For suspected cases of NPH, CSF shunting is the first-line treatment. The most common type used to treat NPH is ventriculoperitoneal (VP) shunts, which drain CSF fluid to the peritoneal cavity. Adjustable valves allow fine-tuning of CSF drainage. NPH symptoms reportedly improve in 70–90% of patients with CSF shunt. Risk-benefit analyses have shown beyond any doubt that surgery for NPH is far better than conservative treatment or the natural course. VP shunt is less likely to be recommended in those who have severe dementia at time of NPH diagnosis, regardless of findings found on MRI or CT.

Gait symptoms improve in at least 85% of patients. Cognitive symptoms improve in up to 80%, when surgery is performed early in the disease course. Urgency and incontinence improve in up to 80% of patients, but only up to 50–60% if the shunt is implanted late in the disease course. The patients most likely to show improvement are those who show only gait deviation, mild or no incontinence, and mild dementia. The risk of adverse events related to shunt placement is 11%; this includes shunt failure, infections such as ventriculitis, shunt obstruction, over- or under-drainage, and development of a subdural hematoma.

=== Medications ===
No medications are effective for primary NPH. Lasting reductions in ICP have not been demonstrated with acetazolamide. Transient reduction in ICP after administration of an acetazolamide bolus has been shown to be a positive predictor for good response after VP shunt placement in NPH patients.
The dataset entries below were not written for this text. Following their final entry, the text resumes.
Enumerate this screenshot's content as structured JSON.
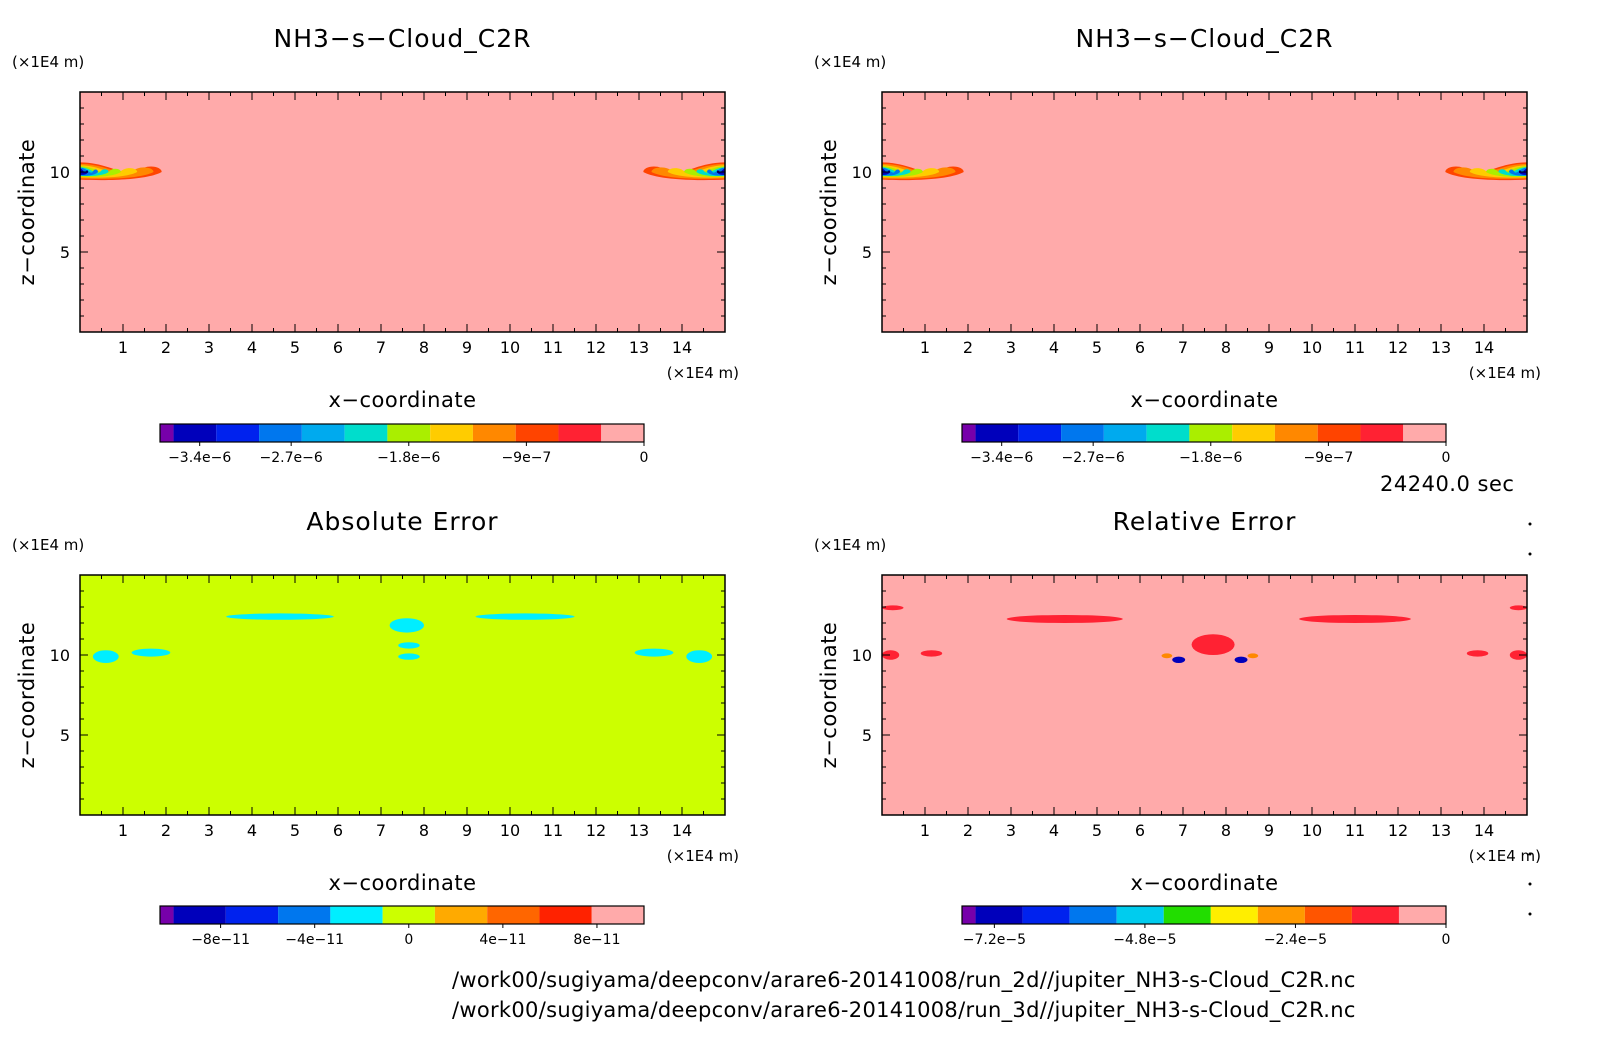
{
  "time_label": "24240.0 sec",
  "footer_lines": [
    "/work00/sugiyama/deepconv/arare6-20141008/run_2d//jupiter_NH3-s-Cloud_C2R.nc",
    "/work00/sugiyama/deepconv/arare6-20141008/run_3d//jupiter_NH3-s-Cloud_C2R.nc"
  ],
  "chart_data": [
    {
      "type": "heatmap",
      "title": "NH3−s−Cloud_C2R",
      "xlabel": "x−coordinate",
      "ylabel": "z−coordinate",
      "x_unit": "(×1E4 m)",
      "y_unit": "(×1E4 m)",
      "xlim": [
        0,
        15
      ],
      "ylim": [
        0,
        15
      ],
      "xticks": [
        "1",
        "2",
        "3",
        "4",
        "5",
        "6",
        "7",
        "8",
        "9",
        "10",
        "11",
        "12",
        "13",
        "14"
      ],
      "yticks": [
        "5",
        "10"
      ],
      "background": "#ffaaaa",
      "features": [
        {
          "shape": "cloud-lens",
          "x0": 0.0,
          "x1": 1.9,
          "z": 10.0,
          "dz": 0.3,
          "side": "left"
        },
        {
          "shape": "cloud-lens",
          "x0": 13.1,
          "x1": 15.0,
          "z": 10.0,
          "dz": 0.3,
          "side": "right"
        }
      ],
      "colorbar": {
        "colors": [
          "#7700aa",
          "#0000bb",
          "#0022ee",
          "#0077ee",
          "#00aaee",
          "#00ddcc",
          "#aaee00",
          "#ffcc00",
          "#ff8800",
          "#ff4400",
          "#ff2233",
          "#ffaaaa"
        ],
        "tick_labels": [
          "−3.4e−6",
          "−2.7e−6",
          "−1.8e−6",
          "−9e−7",
          "0"
        ],
        "tick_values": [
          -3.4e-06,
          -2.7e-06,
          -1.8e-06,
          -9e-07,
          0
        ],
        "range": [
          -3.6e-06,
          0
        ]
      }
    },
    {
      "type": "heatmap",
      "title": "NH3−s−Cloud_C2R",
      "xlabel": "x−coordinate",
      "ylabel": "z−coordinate",
      "x_unit": "(×1E4 m)",
      "y_unit": "(×1E4 m)",
      "xlim": [
        0,
        15
      ],
      "ylim": [
        0,
        15
      ],
      "xticks": [
        "1",
        "2",
        "3",
        "4",
        "5",
        "6",
        "7",
        "8",
        "9",
        "10",
        "11",
        "12",
        "13",
        "14"
      ],
      "yticks": [
        "5",
        "10"
      ],
      "background": "#ffaaaa",
      "features": [
        {
          "shape": "cloud-lens",
          "x0": 0.0,
          "x1": 1.9,
          "z": 10.0,
          "dz": 0.3,
          "side": "left"
        },
        {
          "shape": "cloud-lens",
          "x0": 13.1,
          "x1": 15.0,
          "z": 10.0,
          "dz": 0.3,
          "side": "right"
        }
      ],
      "colorbar": {
        "colors": [
          "#7700aa",
          "#0000bb",
          "#0022ee",
          "#0077ee",
          "#00aaee",
          "#00ddcc",
          "#aaee00",
          "#ffcc00",
          "#ff8800",
          "#ff4400",
          "#ff2233",
          "#ffaaaa"
        ],
        "tick_labels": [
          "−3.4e−6",
          "−2.7e−6",
          "−1.8e−6",
          "−9e−7",
          "0"
        ],
        "tick_values": [
          -3.4e-06,
          -2.7e-06,
          -1.8e-06,
          -9e-07,
          0
        ],
        "range": [
          -3.6e-06,
          0
        ]
      }
    },
    {
      "type": "heatmap",
      "title": "Absolute Error",
      "xlabel": "x−coordinate",
      "ylabel": "z−coordinate",
      "x_unit": "(×1E4 m)",
      "y_unit": "(×1E4 m)",
      "xlim": [
        0,
        15
      ],
      "ylim": [
        0,
        15
      ],
      "xticks": [
        "1",
        "2",
        "3",
        "4",
        "5",
        "6",
        "7",
        "8",
        "9",
        "10",
        "11",
        "12",
        "13",
        "14"
      ],
      "yticks": [
        "5",
        "10"
      ],
      "background": "#ccff00",
      "features": [
        {
          "shape": "blob",
          "color": "#00eeff",
          "x0": 3.4,
          "x1": 5.9,
          "z0": 12.2,
          "z1": 12.6
        },
        {
          "shape": "blob",
          "color": "#00eeff",
          "x0": 9.2,
          "x1": 11.5,
          "z0": 12.2,
          "z1": 12.6
        },
        {
          "shape": "blob",
          "color": "#00eeff",
          "x0": 7.2,
          "x1": 8.0,
          "z0": 11.4,
          "z1": 12.3
        },
        {
          "shape": "blob",
          "color": "#00eeff",
          "x0": 7.4,
          "x1": 7.9,
          "z0": 10.4,
          "z1": 10.8
        },
        {
          "shape": "blob",
          "color": "#00eeff",
          "x0": 7.4,
          "x1": 7.9,
          "z0": 9.7,
          "z1": 10.1
        },
        {
          "shape": "blob",
          "color": "#00eeff",
          "x0": 0.3,
          "x1": 0.9,
          "z0": 9.5,
          "z1": 10.3
        },
        {
          "shape": "blob",
          "color": "#00eeff",
          "x0": 1.2,
          "x1": 2.1,
          "z0": 9.9,
          "z1": 10.4
        },
        {
          "shape": "blob",
          "color": "#00eeff",
          "x0": 12.9,
          "x1": 13.8,
          "z0": 9.9,
          "z1": 10.4
        },
        {
          "shape": "blob",
          "color": "#00eeff",
          "x0": 14.1,
          "x1": 14.7,
          "z0": 9.5,
          "z1": 10.3
        }
      ],
      "colorbar": {
        "colors": [
          "#7700aa",
          "#0000bb",
          "#0022ee",
          "#0077ee",
          "#00eeff",
          "#ccff00",
          "#ffaa00",
          "#ff6600",
          "#ff2200",
          "#ffaaaa"
        ],
        "tick_labels": [
          "−8e−11",
          "−4e−11",
          "0",
          "4e−11",
          "8e−11"
        ],
        "tick_values": [
          -8e-11,
          -4e-11,
          0,
          4e-11,
          8e-11
        ],
        "range": [
          -1e-10,
          1e-10
        ]
      }
    },
    {
      "type": "heatmap",
      "title": "Relative Error",
      "xlabel": "x−coordinate",
      "ylabel": "z−coordinate",
      "x_unit": "(×1E4 m)",
      "y_unit": "(×1E4 m)",
      "xlim": [
        0,
        15
      ],
      "ylim": [
        0,
        15
      ],
      "xticks": [
        "1",
        "2",
        "3",
        "4",
        "5",
        "6",
        "7",
        "8",
        "9",
        "10",
        "11",
        "12",
        "13",
        "14"
      ],
      "yticks": [
        "5",
        "10"
      ],
      "background": "#ffaaaa",
      "features": [
        {
          "shape": "blob",
          "color": "#ff2233",
          "x0": 2.9,
          "x1": 5.6,
          "z0": 12.0,
          "z1": 12.5
        },
        {
          "shape": "blob",
          "color": "#ff2233",
          "x0": 9.7,
          "x1": 12.3,
          "z0": 12.0,
          "z1": 12.5
        },
        {
          "shape": "blob",
          "color": "#ff2233",
          "x0": 7.2,
          "x1": 8.2,
          "z0": 10.0,
          "z1": 11.3
        },
        {
          "shape": "blob",
          "color": "#ff2233",
          "x0": 0.0,
          "x1": 0.5,
          "z0": 12.8,
          "z1": 13.1
        },
        {
          "shape": "blob",
          "color": "#ff2233",
          "x0": 14.6,
          "x1": 15.0,
          "z0": 12.8,
          "z1": 13.1
        },
        {
          "shape": "blob",
          "color": "#ff2233",
          "x0": 0.0,
          "x1": 0.4,
          "z0": 9.7,
          "z1": 10.3
        },
        {
          "shape": "blob",
          "color": "#ff2233",
          "x0": 0.9,
          "x1": 1.4,
          "z0": 9.9,
          "z1": 10.3
        },
        {
          "shape": "blob",
          "color": "#ff2233",
          "x0": 13.6,
          "x1": 14.1,
          "z0": 9.9,
          "z1": 10.3
        },
        {
          "shape": "blob",
          "color": "#ff2233",
          "x0": 14.6,
          "x1": 15.0,
          "z0": 9.7,
          "z1": 10.3
        },
        {
          "shape": "blob",
          "color": "#0000bb",
          "x0": 6.75,
          "x1": 7.05,
          "z0": 9.5,
          "z1": 9.9
        },
        {
          "shape": "blob",
          "color": "#0000bb",
          "x0": 8.2,
          "x1": 8.5,
          "z0": 9.5,
          "z1": 9.9
        },
        {
          "shape": "blob",
          "color": "#ff8800",
          "x0": 6.5,
          "x1": 6.75,
          "z0": 9.8,
          "z1": 10.1
        },
        {
          "shape": "blob",
          "color": "#ff8800",
          "x0": 8.5,
          "x1": 8.75,
          "z0": 9.8,
          "z1": 10.1
        }
      ],
      "colorbar": {
        "colors": [
          "#7700aa",
          "#0000bb",
          "#0022ee",
          "#0077ee",
          "#00ccee",
          "#22dd00",
          "#ffee00",
          "#ff9900",
          "#ff5500",
          "#ff2233",
          "#ffaaaa"
        ],
        "tick_labels": [
          "−7.2e−5",
          "−4.8e−5",
          "−2.4e−5",
          "0"
        ],
        "tick_values": [
          -7.2e-05,
          -4.8e-05,
          -2.4e-05,
          0
        ],
        "range": [
          -7.5e-05,
          0
        ]
      }
    }
  ]
}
Research is currently aimed at finding other medication options for the management of NPH symptoms. Steroids have demonstrated decreased production of CSF in animal studies on healthy rabbits and dogs, however further testing is required to determine if this is an effective treatment option in humans. A trial of triamterene in adults with chronic hydrocephalus has also shown improvement of symptoms within 12 weeks, however further research is needed to support this as a non-surgical option for NPH.

== Prognosis ==
The prognosis for patients with NPH varies depending on cause, severity of symptoms, and time to diagnosis. If left untreated, symptoms of gait disturbance, cognitive impairment, and urinary incontinence may continue to worsen and ultimately lead to death. Patients with a successful VP shunt can live a typically normal life with no restrictions to activities of daily living. According to a recent study, gait imbalance appears to be the symptom that improves the most for patients after placement of a VP shunt.

==Epidemiology==
Approximately half of all cases are primary (or idiopathic) NPH. Incidence is estimated to 0.3–3% in patients older than 60 years; the percentage rises with older age. Its prevalence is reported to be less than 1% in persons under the age of 65, and up to 3% for persons aged 65 or older. No difference in incidence is seen between men and women or amongst differing ethnicities. Among individuals with dementia, the incidence of NPH is thought to be between 2% and 6%.

== History ==
NPH was first described by neurosurgeon Salomón Hakim in 1957 at the Hospital San Juan de Dios, located in Bogotá, Colombia. Hakim was contacted by the family of a 16-year-old male patient who, after suffering from severe head trauma in a motor vehicle accident, remained semi-comatose after surgery to relieve pressure from a subdural hematoma. Hakim soon discovered ventricular enlargement on imaging of the patient, however, the patient's intracranial pressure remained within normal limits. Hakim decided to remove CSF for laboratory testing and later implanted a ventriculoatrial shunt, after which the patient showed significant improvement to Hakim's surprise. These findings were later published as a case report by Hakim in 1964 in The New England Journal of Medicine. Hakim continued to research and work with patients found to have NPH and later published his findings detailing the classic triad of gait disturbance, neurological impairment, and urinary incontinence.